Sans cette réglementation, plus aucune traçabilité, nous ne serions plus au courant que nous sommes en train de manger des fruits, légumes ou céréales issus de nouveaux OGM.

Aujourd’hui, ces nouveaux OGM ne sont-en principe- pas cultivés en France. Mais certaines variétés de colza et tournesol ont été rendues tolérantes aux herbicides. La culture de ces « OGM cachés » a  poussé des associations et  des syndicats agricoles à saisir le conseil d’Etat qui a, lui,  fait appel à la Cour de justice européenne.

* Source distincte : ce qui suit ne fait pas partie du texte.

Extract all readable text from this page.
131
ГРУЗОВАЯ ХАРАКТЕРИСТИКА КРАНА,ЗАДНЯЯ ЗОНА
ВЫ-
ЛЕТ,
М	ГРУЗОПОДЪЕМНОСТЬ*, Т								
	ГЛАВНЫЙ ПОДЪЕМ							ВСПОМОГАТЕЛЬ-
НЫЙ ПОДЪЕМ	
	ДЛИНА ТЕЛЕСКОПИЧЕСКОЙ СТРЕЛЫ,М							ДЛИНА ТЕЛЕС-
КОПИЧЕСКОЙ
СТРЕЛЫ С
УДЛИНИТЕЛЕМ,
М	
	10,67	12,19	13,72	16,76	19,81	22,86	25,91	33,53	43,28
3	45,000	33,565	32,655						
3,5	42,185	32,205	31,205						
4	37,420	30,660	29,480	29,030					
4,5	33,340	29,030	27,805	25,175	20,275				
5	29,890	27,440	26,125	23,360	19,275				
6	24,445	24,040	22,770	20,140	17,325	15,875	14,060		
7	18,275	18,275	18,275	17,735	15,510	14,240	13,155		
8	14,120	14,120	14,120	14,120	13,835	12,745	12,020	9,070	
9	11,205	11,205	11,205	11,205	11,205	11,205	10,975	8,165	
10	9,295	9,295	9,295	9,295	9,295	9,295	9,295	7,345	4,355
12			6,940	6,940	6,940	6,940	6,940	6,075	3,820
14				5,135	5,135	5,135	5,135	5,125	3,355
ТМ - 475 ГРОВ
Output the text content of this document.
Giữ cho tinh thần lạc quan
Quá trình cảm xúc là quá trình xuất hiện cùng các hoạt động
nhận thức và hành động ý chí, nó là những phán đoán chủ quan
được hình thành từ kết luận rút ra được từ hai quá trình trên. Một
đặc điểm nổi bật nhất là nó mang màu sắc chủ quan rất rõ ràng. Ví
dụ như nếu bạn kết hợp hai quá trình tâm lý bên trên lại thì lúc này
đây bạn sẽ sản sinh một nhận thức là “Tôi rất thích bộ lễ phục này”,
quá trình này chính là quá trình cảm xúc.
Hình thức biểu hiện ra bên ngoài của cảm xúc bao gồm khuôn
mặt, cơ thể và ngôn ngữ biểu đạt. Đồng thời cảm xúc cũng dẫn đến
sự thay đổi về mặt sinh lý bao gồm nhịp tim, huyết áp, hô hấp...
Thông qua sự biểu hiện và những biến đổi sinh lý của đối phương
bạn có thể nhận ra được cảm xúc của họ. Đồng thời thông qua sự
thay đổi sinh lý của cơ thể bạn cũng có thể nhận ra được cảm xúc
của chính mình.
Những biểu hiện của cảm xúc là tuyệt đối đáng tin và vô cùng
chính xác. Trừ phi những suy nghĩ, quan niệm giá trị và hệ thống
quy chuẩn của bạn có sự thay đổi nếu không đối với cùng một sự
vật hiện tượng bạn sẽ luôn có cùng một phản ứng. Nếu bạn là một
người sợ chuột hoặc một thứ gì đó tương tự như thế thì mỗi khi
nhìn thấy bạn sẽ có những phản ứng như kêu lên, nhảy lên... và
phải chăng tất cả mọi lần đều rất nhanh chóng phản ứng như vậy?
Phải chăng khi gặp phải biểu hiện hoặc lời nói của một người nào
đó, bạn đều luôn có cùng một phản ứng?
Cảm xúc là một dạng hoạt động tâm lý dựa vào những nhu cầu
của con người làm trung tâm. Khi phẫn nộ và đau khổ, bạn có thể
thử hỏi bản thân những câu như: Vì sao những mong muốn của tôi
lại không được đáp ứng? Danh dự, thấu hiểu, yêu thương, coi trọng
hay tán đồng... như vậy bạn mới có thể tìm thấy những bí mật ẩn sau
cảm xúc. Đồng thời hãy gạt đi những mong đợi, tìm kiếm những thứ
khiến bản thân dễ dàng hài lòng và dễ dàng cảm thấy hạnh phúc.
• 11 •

Et, la cour de justice européenne a tranché en 2018 : ces nouveaux OGM doivent être classés comme les OGM transgéniques !

Aujourd’hui, ces nouveaux OGM et ces OGM cachés sont donc soumis à la même législation que les OGM transgéniques.

Mais la commission européenne s’active sur ce sujet et pourrait bientôt les dérèglementer.  C’est un sujet essentiel qu’il faudra ces prochains mois car difficile de suivre ces mutations dans la nature qui risquent de contaminer des champs aux alentours jusqu’à nos assiettes même si celle-ci est composés de produits bio !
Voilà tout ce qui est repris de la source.